Once again, it is the hedge funds that are otherwise better known for their investments in high-frequency trades – faster than you can spell “Nasdaq” or “Algo”. Some names are secretly shifting parts of their currency allocation and securities collaterals into Swiss francs, Norwegian kroner and even good old sterling. These collaterals are needed to hedge the hedge funds’ derivatives trades with the respective prime broker against fluctuations in value. Until now, it was customary to hold these collaterals in US dollars and corresponding US government bonds.
The official answers for the busy rebalancing of US hedge funds are: Diversification, currency hedging and defensive rebalancing. However, neither hedge funds nor prime brokers are willing to confirm a move away from US government bonds as collateral. The unofficial version is: “What the hell is going on in Washington?”. So they are starting to post collateral in currencies of more stable and unagitated markets. If US government bonds were to lose value as a result of the trade conflict, they would have to be hedged immediately. In other words, new securities would have to be deposited in order to avoid a partial unwinding of the derivative position, as the original collateral is no longer sufficiently secured. Nobody wants that.

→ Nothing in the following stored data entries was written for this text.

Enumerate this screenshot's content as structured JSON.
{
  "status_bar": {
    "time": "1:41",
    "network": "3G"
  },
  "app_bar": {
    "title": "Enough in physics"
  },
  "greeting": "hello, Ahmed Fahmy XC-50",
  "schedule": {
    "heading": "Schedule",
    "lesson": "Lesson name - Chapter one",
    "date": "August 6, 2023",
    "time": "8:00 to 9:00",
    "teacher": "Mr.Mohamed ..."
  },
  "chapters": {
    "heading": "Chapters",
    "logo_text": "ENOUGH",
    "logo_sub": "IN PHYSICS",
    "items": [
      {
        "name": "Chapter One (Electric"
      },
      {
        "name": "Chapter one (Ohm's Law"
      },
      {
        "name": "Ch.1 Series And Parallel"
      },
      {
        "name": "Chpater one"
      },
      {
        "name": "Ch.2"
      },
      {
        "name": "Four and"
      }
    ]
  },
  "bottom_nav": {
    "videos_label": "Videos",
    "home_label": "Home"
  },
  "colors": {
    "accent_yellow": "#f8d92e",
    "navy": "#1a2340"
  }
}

It is already clear that if hedge funds are seriously interested in the Swiss franc, the Norwegian krone and even the British pound, it is high time to reduce positions in US dollars. Sad but true! For investors with a strategic asset allocation, this is the latest wake-up call to reduce the dominance of the US dollar. The good news for banks and issuers with good credit ratings: structures in CHF, NOK or GBP with capital protection-like features are the top sellers – at least for enlightened institutional investors.